We received feedback about the practice from 13 patients who were positive about the service the practice provided. They told us staff were attentive, respectful and caring. They said that they were given detailed explanations about dental treatment.

Patients commented that all staff made them feel at ease and relaxed, especially when they were anxious about visiting the dentist.

We saw that staff protected patients’ privacy and were aware of the importance of confidentiality. Patients said staff treated them with dignity and respect.

Responsive

No action required

Updated 21 December 2017

We found that this practice was providing responsive care in accordance with the relevant regulations.

The practice’s appointment system was efficient and met patients’ needs. Patients could get an appointment quickly if in pain.
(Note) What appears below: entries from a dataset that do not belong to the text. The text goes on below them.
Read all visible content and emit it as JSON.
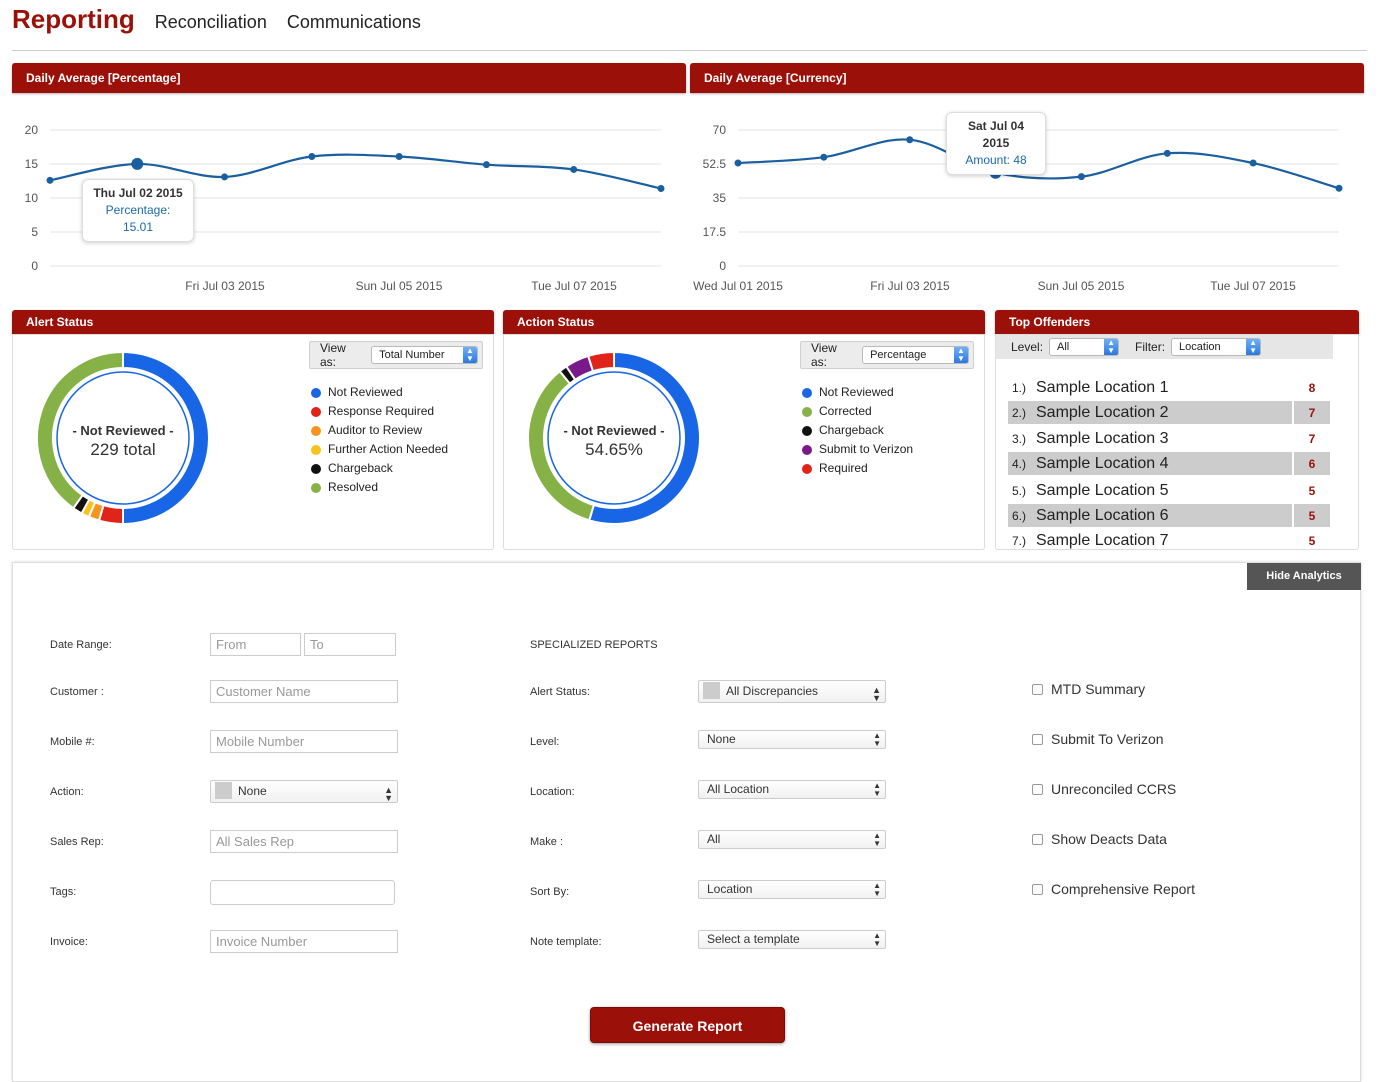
{
  "nav": {
    "tabs": [
      "Reporting",
      "Reconciliation",
      "Communications"
    ]
  },
  "charts": {
    "percentage": {
      "title": "Daily Average [Percentage]",
      "yticks": [
        "20",
        "15",
        "10",
        "5",
        "0"
      ],
      "xticks": [
        "Fri Jul 03 2015",
        "Sun Jul 05 2015",
        "Tue Jul 07 2015"
      ],
      "tooltip": {
        "date": "Thu Jul 02 2015",
        "text": "Percentage: 15.01"
      }
    },
    "currency": {
      "title": "Daily Average [Currency]",
      "yticks": [
        "70",
        "52.5",
        "35",
        "17.5",
        "0"
      ],
      "xticks": [
        "Wed Jul 01 2015",
        "Fri Jul 03 2015",
        "Sun Jul 05 2015",
        "Tue Jul 07 2015"
      ],
      "tooltip": {
        "date": "Sat Jul 04 2015",
        "text": "Amount: 48"
      }
    }
  },
  "chart_data": [
    {
      "type": "line",
      "title": "Daily Average [Percentage]",
      "x": [
        "Wed Jul 01 2015",
        "Thu Jul 02 2015",
        "Fri Jul 03 2015",
        "Sat Jul 04 2015",
        "Sun Jul 05 2015",
        "Mon Jul 06 2015",
        "Tue Jul 07 2015",
        "Wed Jul 08 2015"
      ],
      "values": [
        12.6,
        15.01,
        13.1,
        16.1,
        16.1,
        14.9,
        14.2,
        11.4
      ],
      "ylim": [
        0,
        20
      ],
      "color": "#1a5fa0",
      "grid": true
    },
    {
      "type": "line",
      "title": "Daily Average [Currency]",
      "x": [
        "Wed Jul 01 2015",
        "Thu Jul 02 2015",
        "Fri Jul 03 2015",
        "Sat Jul 04 2015",
        "Sun Jul 05 2015",
        "Mon Jul 06 2015",
        "Tue Jul 07 2015",
        "Wed Jul 08 2015"
      ],
      "values": [
        53,
        56,
        65,
        48,
        46,
        58,
        53,
        40
      ],
      "ylim": [
        0,
        70
      ],
      "color": "#1a5fa0",
      "grid": true
    },
    {
      "type": "pie",
      "title": "Alert Status",
      "categories": [
        "Not Reviewed",
        "Response Required",
        "Auditor to Review",
        "Further Action Needed",
        "Chargeback",
        "Resolved"
      ],
      "values": [
        50,
        4.5,
        2,
        1.5,
        1.8,
        40.2
      ],
      "colors": [
        "#1866e6",
        "#e0241a",
        "#f7931e",
        "#f7c21e",
        "#111111",
        "#86b147"
      ]
    },
    {
      "type": "pie",
      "title": "Action Status",
      "categories": [
        "Not Reviewed",
        "Corrected",
        "Chargeback",
        "Submit to Verizon",
        "Required"
      ],
      "values": [
        54.65,
        34.5,
        1.5,
        4.5,
        4.85
      ],
      "colors": [
        "#1866e6",
        "#86b147",
        "#111111",
        "#7a1a8a",
        "#e0241a"
      ]
    }
  ],
  "alert_status": {
    "title": "Alert Status",
    "view_as_label": "View as:",
    "view_as_value": "Total Number",
    "center_label": "- Not Reviewed -",
    "center_value": "229 total",
    "legend": [
      "Not Reviewed",
      "Response Required",
      "Auditor to Review",
      "Further Action Needed",
      "Chargeback",
      "Resolved"
    ]
  },
  "action_status": {
    "title": "Action Status",
    "view_as_label": "View as:",
    "view_as_value": "Percentage",
    "center_label": "- Not Reviewed -",
    "center_value": "54.65%",
    "legend": [
      "Not Reviewed",
      "Corrected",
      "Chargeback",
      "Submit to Verizon",
      "Required"
    ]
  },
  "top_offenders": {
    "title": "Top Offenders",
    "level_label": "Level:",
    "level_value": "All",
    "filter_label": "Filter:",
    "filter_value": "Location",
    "rows": [
      {
        "num": "1.)",
        "name": "Sample Location 1",
        "value": "8"
      },
      {
        "num": "2.)",
        "name": "Sample Location 2",
        "value": "7"
      },
      {
        "num": "3.)",
        "name": "Sample Location 3",
        "value": "7"
      },
      {
        "num": "4.)",
        "name": "Sample Location 4",
        "value": "6"
      },
      {
        "num": "5.)",
        "name": "Sample Location 5",
        "value": "5"
      },
      {
        "num": "6.)",
        "name": "Sample Location 6",
        "value": "5"
      },
      {
        "num": "7.)",
        "name": "Sample Location 7",
        "value": "5"
      }
    ]
  },
  "form": {
    "hide_analytics": "Hide Analytics",
    "date_range_label": "Date Range:",
    "from_placeholder": "From",
    "to_placeholder": "To",
    "customer_label": "Customer :",
    "customer_placeholder": "Customer Name",
    "mobile_label": "Mobile #:",
    "mobile_placeholder": "Mobile Number",
    "action_label": "Action:",
    "action_value": "None",
    "sales_rep_label": "Sales Rep:",
    "sales_rep_placeholder": "All Sales Rep",
    "tags_label": "Tags:",
    "tags_value": "",
    "invoice_label": "Invoice:",
    "invoice_placeholder": "Invoice Number",
    "specialized_reports": "SPECIALIZED REPORTS",
    "alert_status_label": "Alert Status:",
    "alert_status_value": "All Discrepancies",
    "level_label": "Level:",
    "level_value": "None",
    "location_label": "Location:",
    "location_value": "All Location",
    "make_label": "Make :",
    "make_value": "All",
    "sort_by_label": "Sort By:",
    "sort_by_value": "Location",
    "note_template_label": "Note template:",
    "note_template_value": "Select a template",
    "checkboxes": [
      "MTD Summary",
      "Submit To Verizon",
      "Unreconciled CCRS",
      "Show Deacts Data",
      "Comprehensive Report"
    ],
    "generate_button": "Generate Report"
  }
}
Staff considered patients’ different needs and had made reasonable adjustments to the premises to support patients.

The practice took patients views seriously. They valued compliments from patients and responded to concerns and complaints quickly and constructively.

Well-led

No action required

Updated 25 September 2018

We found that this practice was providing well-led care in accordance with the relevant regulations.

The provider had made improvements to the management of the service.

Improvements had been made to the arrangements for the assessment and management of risks to patients and staff.

There were governance systems to ensure that equipment and medicines were available, accessible, regularly checked and fit for use. The arrangements for staff training and appraisal and for monitoring staff training had been reviewed and strengthened.

The practice had made improvements to monitor clinical areas of their working to help them improve and learn.

The improvements provided a sound footing for the ongoing development of effective governance arrangements at the practice.